Essa quadra histórica, quando tudo pode se transformar no seu contrário, é perturbadora para a ideia de progresso social e civilizatório. O governo do ilegítimo Michel Temer, a partir da ampliação das balizas da autocracia burguesa, está criando um Estado de Exceção, alimentando com seu (des) governo a tragédia social.

Não iria muito longe do ponto de vista ideológico para sugerir uma resposta política dos de baixo neste momento histórico, afinal, como afirmava um pensador social alemão, a humanidade só se propõe aquilo que ela possa realizar. Portanto, ficaria apenas em um bom debate feito sobre a introdução de um determinado artigo na atual constituição italiana que nos remete a um clássico direito social: “Quando os poderes públicos violam as liberdades fundamentais e os direitos garantidos pela Constituição, a resistência à opressão é um direito e um dever do cidadão”. Portanto, é mais que imperioso entendermos que “a tradição dos oprimidos nos ensina que o estado de exceção em que vivemos é na verdade regra geral. Precisamos construir um conceito de história que corresponda a essa verdade. Nesse momento, perceberemos que nossa tarefa é criar um verdadeiro estado de emergência” (Walter Benjamin, Teses “Sobre o conceito de história”).
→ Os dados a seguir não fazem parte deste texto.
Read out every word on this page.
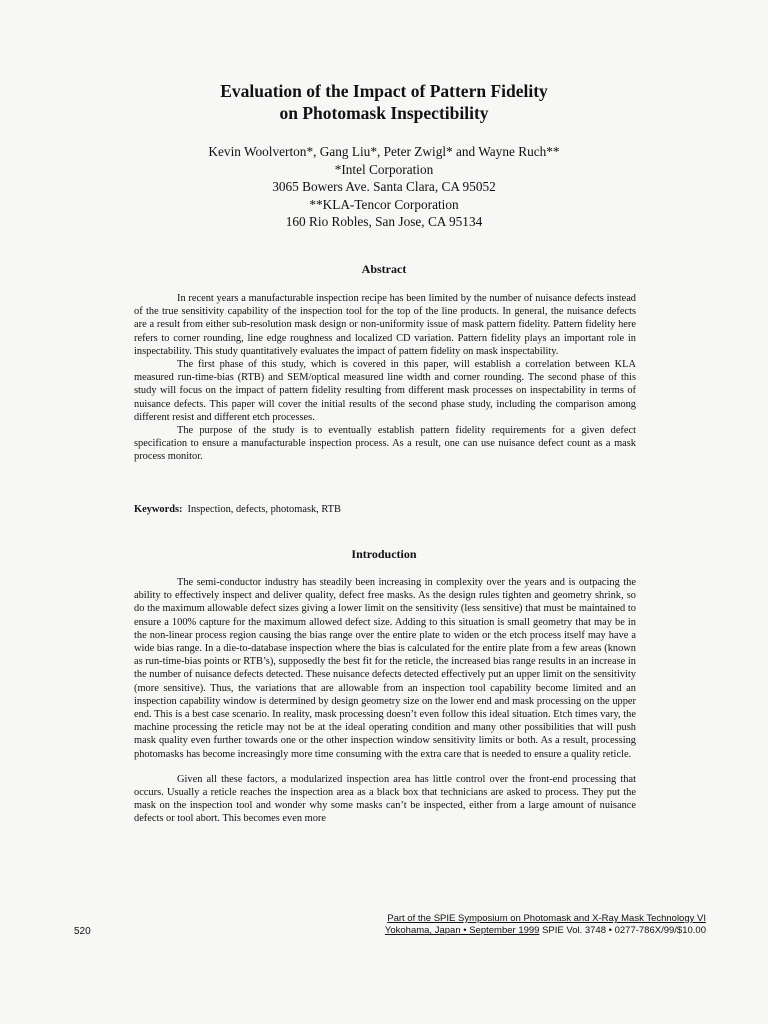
Evaluation of the Impact of Pattern Fidelity
on Photomask Inspectibility
Kevin Woolverton*, Gang Liu*, Peter Zwigl* and Wayne Ruch**
*Intel Corporation
3065 Bowers Ave. Santa Clara, CA 95052
**KLA-Tencor Corporation
160 Rio Robles, San Jose, CA 95134
Abstract

In recent years a manufacturable inspection recipe has been limited by the number of nuisance defects instead of the true sensitivity capability of the inspection tool for the top of the line products. In general, the nuisance defects are a result from either sub-resolution mask design or non-uniformity issue of mask pattern fidelity. Pattern fidelity here refers to corner rounding, line edge roughness and localized CD variation. Pattern fidelity plays an important role in inspectability. This study quantitatively evaluates the impact of pattern fidelity on mask inspectability.

The first phase of this study, which is covered in this paper, will establish a correlation between KLA measured run-time-bias (RTB) and SEM/optical measured line width and corner rounding. The second phase of this study will focus on the impact of pattern fidelity resulting from different mask processes on inspectability in terms of nuisance defects. This paper will cover the initial results of the second phase study, including the comparison among different resist and different etch processes.

The purpose of the study is to eventually establish pattern fidelity requirements for a given defect specification to ensure a manufacturable inspection process. As a result, one can use nuisance defect count as a mask process monitor.

Keywords: Inspection, defects, photomask, RTB
Introduction

The semi-conductor industry has steadily been increasing in complexity over the years and is outpacing the ability to effectively inspect and deliver quality, defect free masks. As the design rules tighten and geometry shrink, so do the maximum allowable defect sizes giving a lower limit on the sensitivity (less sensitive) that must be maintained to ensure a 100% capture for the maximum allowed defect size. Adding to this situation is small geometry that may be in the non-linear process region causing the bias range over the entire plate to widen or the etch process itself may have a wide bias range. In a die-to-database inspection where the bias is calculated for the entire plate from a few areas (known as run-time-bias points or RTB’s), supposedly the best fit for the reticle, the increased bias range results in an increase in the number of nuisance defects detected. These nuisance defects detected effectively put an upper limit on the sensitivity (more sensitive). Thus, the variations that are allowable from an inspection tool capability become limited and an inspection capability window is determined by design geometry size on the lower end and mask processing on the upper end. This is a best case scenario. In reality, mask processing doesn’t even follow this ideal situation. Etch times vary, the machine processing the reticle may not be at the ideal operating condition and many other possibilities that will push mask quality even further towards one or the other inspection window sensitivity limits or both. As a result, processing photomasks has become increasingly more time consuming with the extra care that is needed to ensure a quality reticle.

Given all these factors, a modularized inspection area has little control over the front-end processing that occurs. Usually a reticle reaches the inspection area as a black box that technicians are asked to process. They put the mask on the inspection tool and wonder why some masks can’t be inspected, either from a large amount of nuisance defects or tool abort. This becomes even more

520
Part of the SPIE Symposium on Photomask and X-Ray Mask Technology VI
Yokohama, Japan • September 1999 SPIE Vol. 3748 • 0277-786X/99/$10.00
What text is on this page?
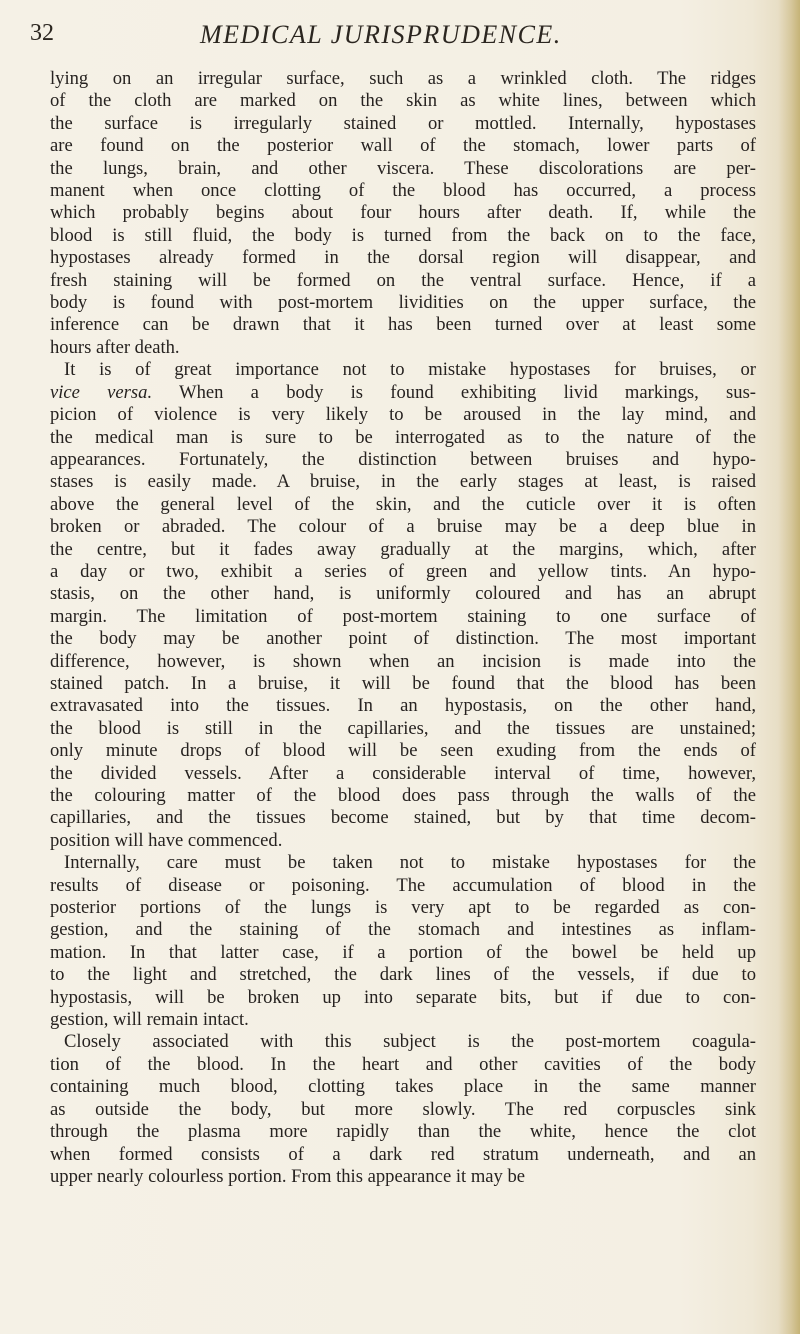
32	MEDICAL JURISPRUDENCE.
lying on an irregular surface, such as a wrinkled cloth. The ridges
of the cloth are marked on the skin as white lines, between which
the surface is irregularly stained or mottled. Internally, hypostases
are found on the posterior wall of the stomach, lower parts of
the lungs, brain, and other viscera. These discolorations are per-
manent when once clotting of the blood has occurred, a process
which probably begins about four hours after death. If, while the
blood is still fluid, the body is turned from the back on to the face,
hypostases already formed in the dorsal region will disappear, and
fresh staining will be formed on the ventral surface. Hence, if a
body is found with post-mortem lividities on the upper surface, the
inference can be drawn that it has been turned over at least some
hours after death.
It is of great importance not to mistake hypostases for bruises, or
vice versa. When a body is found exhibiting livid markings, sus-
picion of violence is very likely to be aroused in the lay mind, and
the medical man is sure to be interrogated as to the nature of the
appearances. Fortunately, the distinction between bruises and hypo-
stases is easily made. A bruise, in the early stages at least, is raised
above the general level of the skin, and the cuticle over it is often
broken or abraded. The colour of a bruise may be a deep blue in
the centre, but it fades away gradually at the margins, which, after
a day or two, exhibit a series of green and yellow tints. An hypo-
stasis, on the other hand, is uniformly coloured and has an abrupt
margin. The limitation of post-mortem staining to one surface of
the body may be another point of distinction. The most important
difference, however, is shown when an incision is made into the
stained patch. In a bruise, it will be found that the blood has been
extravasated into the tissues. In an hypostasis, on the other hand,
the blood is still in the capillaries, and the tissues are unstained;
only minute drops of blood will be seen exuding from the ends of
the divided vessels. After a considerable interval of time, however,
the colouring matter of the blood does pass through the walls of the
capillaries, and the tissues become stained, but by that time decom-
position will have commenced.
Internally, care must be taken not to mistake hypostases for the
results of disease or poisoning. The accumulation of blood in the
posterior portions of the lungs is very apt to be regarded as con-
gestion, and the staining of the stomach and intestines as inflam-
mation. In that latter case, if a portion of the bowel be held up
to the light and stretched, the dark lines of the vessels, if due to
hypostasis, will be broken up into separate bits, but if due to con-
gestion, will remain intact.
Closely associated with this subject is the post-mortem coagula-
tion of the blood. In the heart and other cavities of the body
containing much blood, clotting takes place in the same manner
as outside the body, but more slowly. The red corpuscles sink
through the plasma more rapidly than the white, hence the clot
when formed consists of a dark red stratum underneath, and an
upper nearly colourless portion. From this appearance it may be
Trabalhadores, às barricadas!

Milton Pinheiro é cientista político e pesquisador da área de história política. Professor do Programa de Pós-graduação em História, cultura e práticas sociais da Universidade do Estado da Bahia (Uneb). Tem vários livros publicados, entre eles, Ditadura: o que resta da transição (Boitempo, São Paulo, 2014). Colabora com o Blog da Boitempo esporadicamente.